After the publication of the Second Vatican Council’s Constitution on the Sacred Liturgy, Sacrosanctum Concilium, in December 1963, a body composed of theologians called “the Consilium” was set up to reform the Roman Rite. In 1969, Pope Paul VI promulgated the New Mass (Novus Ordo Missea), effectively replacing the Traditional Latin Mass (TLM) in most Catholic dioceses.

In addition to most of the Mass being said in the vernacular instead of Latin, the New Mass also has far fewer orations and other signs of worship. Only about 13 percent of the prayers from the Old Mass were transferred into the New Missal unmodified. Many references to hell, sin, and grace were removed. The New Mass has been criticized for making the character of a Holy Mass as a sacrifice less apparent than the TLM. The timeline of the liturgical changes and its criticism are summarized in the second part of the “Mass of the Ages” Trilogy called “A Perfect Storm.”

Catholics and non-Catholics alike have spoken out against the abolition of the TLM in recent decades. The most famous example is an appeal to Pope Paul VI to allow the use of the TLM by a group of intellectuals and artists, including many non-Catholics. The letter led Paul VI to sign the so-called “Agatha Christie indult,” named after the appeal’s most famous signatory, granting permission to celebrate the old Form of the Mass in England and Wales.

In 2007, Pope Benedict XVI published the motu proprio Summorum Pontificum, allowing the widespread use of the Tridentine Mass and confirming the TLM had never been abrogated by the New Mass.

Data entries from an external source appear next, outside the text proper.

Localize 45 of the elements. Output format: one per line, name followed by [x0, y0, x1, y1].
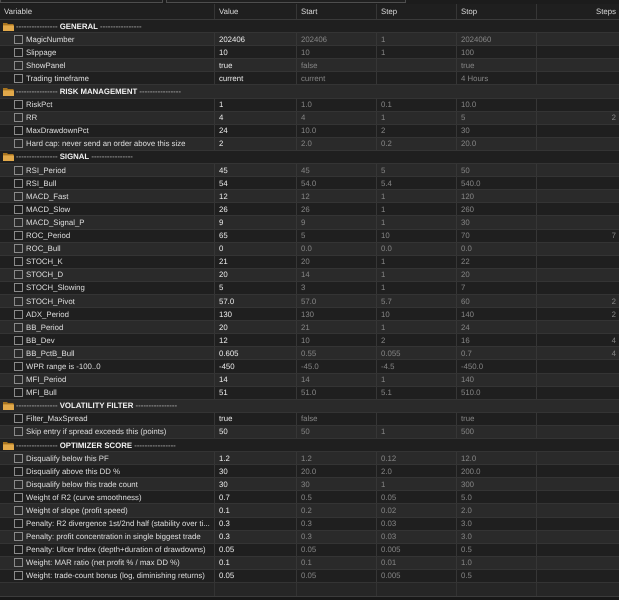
checkbox[interactable]: [14, 270, 23, 280]
checkbox[interactable]: [14, 166, 23, 175]
checkbox[interactable]: [14, 375, 23, 384]
checkbox[interactable]: [14, 100, 23, 110]
checkbox[interactable]: [14, 362, 23, 371]
checkbox[interactable]: [14, 545, 23, 554]
checkbox[interactable]: [14, 296, 23, 306]
checkbox[interactable]: [14, 283, 23, 292]
checkbox[interactable]: [14, 492, 23, 502]
checkbox[interactable]: [14, 336, 23, 345]
folder-icon: [3, 152, 14, 162]
checkbox[interactable]: [14, 427, 23, 436]
folder-icon: [3, 22, 14, 31]
checkbox[interactable]: [14, 348, 23, 358]
checkbox[interactable]: [14, 60, 23, 70]
checkbox[interactable]: [14, 192, 23, 201]
checkbox[interactable]: [14, 231, 23, 240]
checkbox[interactable]: [14, 139, 23, 148]
input-field[interactable]: [0, 0, 163, 3]
checkbox[interactable]: [14, 506, 23, 516]
checkbox[interactable]: [14, 113, 23, 122]
checkbox[interactable]: [14, 480, 23, 489]
input-field[interactable]: [166, 0, 406, 3]
checkbox[interactable]: [14, 310, 23, 319]
checkbox[interactable]: [14, 532, 23, 542]
checkbox[interactable]: [14, 257, 23, 266]
checkbox[interactable]: [14, 178, 23, 188]
checkbox[interactable]: [14, 34, 23, 44]
folder-icon: [3, 401, 14, 410]
checkbox[interactable]: [14, 571, 23, 580]
checkbox[interactable]: [14, 48, 23, 57]
checkbox[interactable]: [14, 126, 23, 136]
checkbox[interactable]: [14, 244, 23, 254]
checkbox[interactable]: [14, 204, 23, 214]
checkbox[interactable]: [14, 466, 23, 476]
folder-icon: [3, 87, 14, 96]
checkbox[interactable]: [14, 558, 23, 568]
checkbox[interactable]: [14, 322, 23, 332]
checkbox[interactable]: [14, 414, 23, 424]
folder-icon: [3, 440, 14, 450]
checkbox[interactable]: [14, 74, 23, 83]
checkbox[interactable]: [14, 454, 23, 463]
checkbox[interactable]: [14, 519, 23, 528]
checkbox[interactable]: [14, 388, 23, 398]
checkbox[interactable]: [14, 218, 23, 227]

In an explanatory letter accompanying Summorum Pontificum, Benedict famously wrote of the TLM: “What earlier generations held as sacred, remains sacred and great for us too, and it cannot be all of a sudden entirely forbidden or even considered harmful.”

In July 2021, Pope Francis abrogated Pope Benedict’s universal permission to celebrate the Old Mass by publishing his controversial motu proprio Traditionis Custodes, restricting the use of the TLM.